Study strengths and limitations

To our knowledge, this is the first study to investigate the feasibility and acceptability of group consultations for menopause in the UK.

The principal limitation of this study was that we collected data between November 2020 and March 2021. This time horizon included national lockdowns and so we need to take into consideration that the COVID-19 pandemic may have influenced personal experiences of menopause and that general accessibility to menopause care also is reported to have declined [48]. We also acknowledge that because the survey was conducted and distributed electronically, we may have excluded individuals with limited digital access. Additionally, the demographic profile of study participants largely consisted of university-educated cisgender women, implying that this cross-section may not be representative of the wider UK population experiencing menopause.

Further research

This study sheds some important light on women’s preferences on what information they would like to receive about menopause and the value of group consultations with input from a prescribing clinician who could streamline access to HRT as needed. Whilst there is limited evidence available on the clinical efficacy of menopause group consultations specifically, the substantial need for further support for women in accessing healthcare advice and treatment relating to the menopause identified in this study, and the evident interest of women in group consultations for this purpose, indicates that group consultations for menopause should now be trialled to determine the extent they are able to improve clinical outcomes in the context of the NHS and real-world healthcare settings. We can use the data collected here to target women who are more likely to be open to group consultations, consequently increasing the potential for self-care and improvements in patient activation measures.

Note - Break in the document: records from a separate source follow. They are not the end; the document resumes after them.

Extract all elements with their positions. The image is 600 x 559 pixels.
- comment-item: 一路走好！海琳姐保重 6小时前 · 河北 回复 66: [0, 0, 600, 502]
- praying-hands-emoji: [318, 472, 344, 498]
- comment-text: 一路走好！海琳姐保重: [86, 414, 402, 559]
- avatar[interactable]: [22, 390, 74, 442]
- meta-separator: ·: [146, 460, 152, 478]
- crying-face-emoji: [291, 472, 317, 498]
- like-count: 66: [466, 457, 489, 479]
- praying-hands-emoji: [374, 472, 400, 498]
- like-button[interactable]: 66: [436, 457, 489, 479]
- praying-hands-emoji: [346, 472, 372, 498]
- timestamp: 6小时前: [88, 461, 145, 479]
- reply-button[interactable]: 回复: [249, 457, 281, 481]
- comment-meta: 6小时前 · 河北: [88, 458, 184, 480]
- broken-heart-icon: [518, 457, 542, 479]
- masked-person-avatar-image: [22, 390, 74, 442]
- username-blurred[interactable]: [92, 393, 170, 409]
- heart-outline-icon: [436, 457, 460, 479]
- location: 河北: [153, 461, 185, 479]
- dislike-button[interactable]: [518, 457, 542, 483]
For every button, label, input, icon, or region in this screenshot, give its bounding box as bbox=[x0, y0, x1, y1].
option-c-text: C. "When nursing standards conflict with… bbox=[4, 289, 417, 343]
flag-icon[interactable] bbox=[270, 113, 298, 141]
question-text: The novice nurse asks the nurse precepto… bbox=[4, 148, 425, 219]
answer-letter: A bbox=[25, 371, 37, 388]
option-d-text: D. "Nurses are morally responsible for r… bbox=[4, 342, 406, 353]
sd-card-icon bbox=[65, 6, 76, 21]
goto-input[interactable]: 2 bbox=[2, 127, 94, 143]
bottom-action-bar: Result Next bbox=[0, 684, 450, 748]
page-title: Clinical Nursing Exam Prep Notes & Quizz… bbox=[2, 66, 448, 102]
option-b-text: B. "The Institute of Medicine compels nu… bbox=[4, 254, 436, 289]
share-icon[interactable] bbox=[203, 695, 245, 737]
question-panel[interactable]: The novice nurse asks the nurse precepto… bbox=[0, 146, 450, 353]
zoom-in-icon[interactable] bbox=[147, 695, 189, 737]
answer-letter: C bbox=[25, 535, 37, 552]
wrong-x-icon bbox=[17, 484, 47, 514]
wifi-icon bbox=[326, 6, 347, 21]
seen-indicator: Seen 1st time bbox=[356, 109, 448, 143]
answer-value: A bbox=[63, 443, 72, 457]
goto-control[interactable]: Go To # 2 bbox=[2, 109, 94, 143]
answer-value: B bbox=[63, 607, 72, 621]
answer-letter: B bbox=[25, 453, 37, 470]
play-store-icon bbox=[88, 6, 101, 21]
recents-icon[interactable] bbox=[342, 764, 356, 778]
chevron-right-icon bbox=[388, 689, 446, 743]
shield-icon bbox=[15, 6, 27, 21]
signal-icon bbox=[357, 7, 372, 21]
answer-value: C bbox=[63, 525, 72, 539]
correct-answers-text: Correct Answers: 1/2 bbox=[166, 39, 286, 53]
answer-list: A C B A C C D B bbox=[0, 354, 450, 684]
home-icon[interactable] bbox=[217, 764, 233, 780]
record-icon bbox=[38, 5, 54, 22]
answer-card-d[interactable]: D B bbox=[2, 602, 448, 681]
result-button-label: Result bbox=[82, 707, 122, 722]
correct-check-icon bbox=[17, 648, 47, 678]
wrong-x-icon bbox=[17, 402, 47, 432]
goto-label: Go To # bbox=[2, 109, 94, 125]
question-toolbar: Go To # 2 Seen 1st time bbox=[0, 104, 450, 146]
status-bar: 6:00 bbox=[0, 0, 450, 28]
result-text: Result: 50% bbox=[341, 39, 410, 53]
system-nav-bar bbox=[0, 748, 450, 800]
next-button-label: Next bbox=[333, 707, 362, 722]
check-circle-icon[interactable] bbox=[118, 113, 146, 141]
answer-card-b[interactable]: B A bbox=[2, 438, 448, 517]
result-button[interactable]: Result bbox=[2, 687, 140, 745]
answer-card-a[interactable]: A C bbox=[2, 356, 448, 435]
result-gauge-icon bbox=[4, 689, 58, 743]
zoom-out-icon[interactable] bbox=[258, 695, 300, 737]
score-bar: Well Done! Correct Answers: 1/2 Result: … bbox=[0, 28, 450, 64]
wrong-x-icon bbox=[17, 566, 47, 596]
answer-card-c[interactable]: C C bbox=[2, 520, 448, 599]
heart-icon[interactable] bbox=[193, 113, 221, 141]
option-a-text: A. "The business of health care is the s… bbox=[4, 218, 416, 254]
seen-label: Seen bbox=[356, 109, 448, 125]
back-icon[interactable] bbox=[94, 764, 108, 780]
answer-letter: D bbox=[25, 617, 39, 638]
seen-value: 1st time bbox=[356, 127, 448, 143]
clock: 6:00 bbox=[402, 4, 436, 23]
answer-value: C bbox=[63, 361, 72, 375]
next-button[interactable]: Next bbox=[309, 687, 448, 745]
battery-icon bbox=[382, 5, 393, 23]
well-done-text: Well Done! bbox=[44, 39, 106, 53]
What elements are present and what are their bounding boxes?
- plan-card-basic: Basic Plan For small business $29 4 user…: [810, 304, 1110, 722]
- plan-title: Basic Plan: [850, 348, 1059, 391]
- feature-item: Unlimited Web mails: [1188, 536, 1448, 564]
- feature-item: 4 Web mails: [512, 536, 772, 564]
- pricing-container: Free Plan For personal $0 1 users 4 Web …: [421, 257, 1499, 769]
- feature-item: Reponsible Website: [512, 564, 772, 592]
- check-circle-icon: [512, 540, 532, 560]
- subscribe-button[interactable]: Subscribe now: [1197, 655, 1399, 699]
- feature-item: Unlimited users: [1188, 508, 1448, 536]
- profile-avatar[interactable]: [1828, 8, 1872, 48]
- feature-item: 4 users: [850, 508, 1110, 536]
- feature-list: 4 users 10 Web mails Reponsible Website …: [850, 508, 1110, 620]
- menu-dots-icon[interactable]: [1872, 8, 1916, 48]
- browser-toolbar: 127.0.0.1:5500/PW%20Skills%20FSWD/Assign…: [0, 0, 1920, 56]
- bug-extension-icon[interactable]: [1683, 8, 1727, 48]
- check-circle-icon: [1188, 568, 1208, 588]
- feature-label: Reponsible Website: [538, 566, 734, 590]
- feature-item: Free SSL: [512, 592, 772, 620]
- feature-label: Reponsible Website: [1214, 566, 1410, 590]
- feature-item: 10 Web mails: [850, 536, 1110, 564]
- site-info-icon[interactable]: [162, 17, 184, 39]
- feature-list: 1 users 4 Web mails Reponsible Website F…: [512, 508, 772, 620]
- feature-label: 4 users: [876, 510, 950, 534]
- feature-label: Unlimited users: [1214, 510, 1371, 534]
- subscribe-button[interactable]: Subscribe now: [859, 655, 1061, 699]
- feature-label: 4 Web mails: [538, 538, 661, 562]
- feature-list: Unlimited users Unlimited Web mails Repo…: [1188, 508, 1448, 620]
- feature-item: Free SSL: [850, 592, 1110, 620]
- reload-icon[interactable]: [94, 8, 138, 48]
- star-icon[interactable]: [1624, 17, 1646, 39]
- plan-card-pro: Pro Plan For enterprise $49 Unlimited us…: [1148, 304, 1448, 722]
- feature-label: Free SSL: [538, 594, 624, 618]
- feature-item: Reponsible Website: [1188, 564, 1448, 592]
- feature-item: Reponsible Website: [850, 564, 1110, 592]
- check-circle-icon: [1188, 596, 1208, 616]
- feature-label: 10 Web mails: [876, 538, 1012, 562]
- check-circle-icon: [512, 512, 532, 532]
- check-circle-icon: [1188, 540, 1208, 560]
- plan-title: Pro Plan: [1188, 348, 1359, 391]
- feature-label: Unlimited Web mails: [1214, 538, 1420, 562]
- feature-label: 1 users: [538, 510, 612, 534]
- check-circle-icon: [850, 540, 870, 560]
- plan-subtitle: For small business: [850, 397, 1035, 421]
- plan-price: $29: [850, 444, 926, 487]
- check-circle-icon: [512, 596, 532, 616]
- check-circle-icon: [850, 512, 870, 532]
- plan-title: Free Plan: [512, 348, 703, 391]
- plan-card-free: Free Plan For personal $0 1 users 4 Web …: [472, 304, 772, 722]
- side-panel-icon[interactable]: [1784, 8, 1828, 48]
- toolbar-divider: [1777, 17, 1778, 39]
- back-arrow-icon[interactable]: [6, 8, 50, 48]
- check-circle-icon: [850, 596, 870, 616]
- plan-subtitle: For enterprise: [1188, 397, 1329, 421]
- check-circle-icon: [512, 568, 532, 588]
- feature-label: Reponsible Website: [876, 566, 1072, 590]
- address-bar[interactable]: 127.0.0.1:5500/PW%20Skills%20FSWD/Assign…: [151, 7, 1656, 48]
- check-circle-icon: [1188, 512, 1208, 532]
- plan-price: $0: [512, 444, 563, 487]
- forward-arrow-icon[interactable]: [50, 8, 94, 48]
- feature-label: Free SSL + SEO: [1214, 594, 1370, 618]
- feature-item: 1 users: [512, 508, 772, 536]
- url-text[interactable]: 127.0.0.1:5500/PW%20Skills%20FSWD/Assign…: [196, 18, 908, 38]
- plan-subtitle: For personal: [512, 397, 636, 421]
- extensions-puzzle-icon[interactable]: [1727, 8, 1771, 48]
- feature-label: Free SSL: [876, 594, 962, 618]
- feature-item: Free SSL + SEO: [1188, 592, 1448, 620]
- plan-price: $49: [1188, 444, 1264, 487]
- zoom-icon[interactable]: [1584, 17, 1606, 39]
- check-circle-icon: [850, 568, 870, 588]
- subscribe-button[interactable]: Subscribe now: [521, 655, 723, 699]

Further studies might also investigate the evolving landscape in the medical management of menopause, including the role of groups in accelerating the dissemination of information and the uptake of novel therapeutic options. Examples include the changing prescribing patterns of hormonal therapies, such as testosterone for libido and fatigue symptoms, or the use of selective oestrogen receptor modulators (SERMs) for vulvovaginal atrophy or overactive bladder symptoms [49, 50]. In addition, SERMs and emerging non-hormonal therapeutics, including neurokinin 3 receptor antagonists [51], have additional utility when managing patients with a history of breast cancer who otherwise have limited options and have shown benefit from group and peer support [52].

Conclusion

Our study highlights a strong willingness of women aged 35–70 to participate in group consultations for menopause and demonstrates that this motivation is strongest amongst premenopausal women. Our survey also indicated that only a small percentage of women felt that they had the tools and understanding to manage menopause necessitating further research and interventions to build knowledge and confidence in the general population at scale. Using group consultations for first-line menopause healthcare provision should be strongly considered to improve accessibility and meet growing global demand for care.

Future studies should focus on investigating the effectiveness and economic impact of menopause group consultations and the experiences of individuals in those consultations. Within these studies, the effect of group size and composition should be evaluated. Additionally, remote group consultations should be compared to in-person group consultations, as remote consultations would decrease the resources needed and increase accessibility.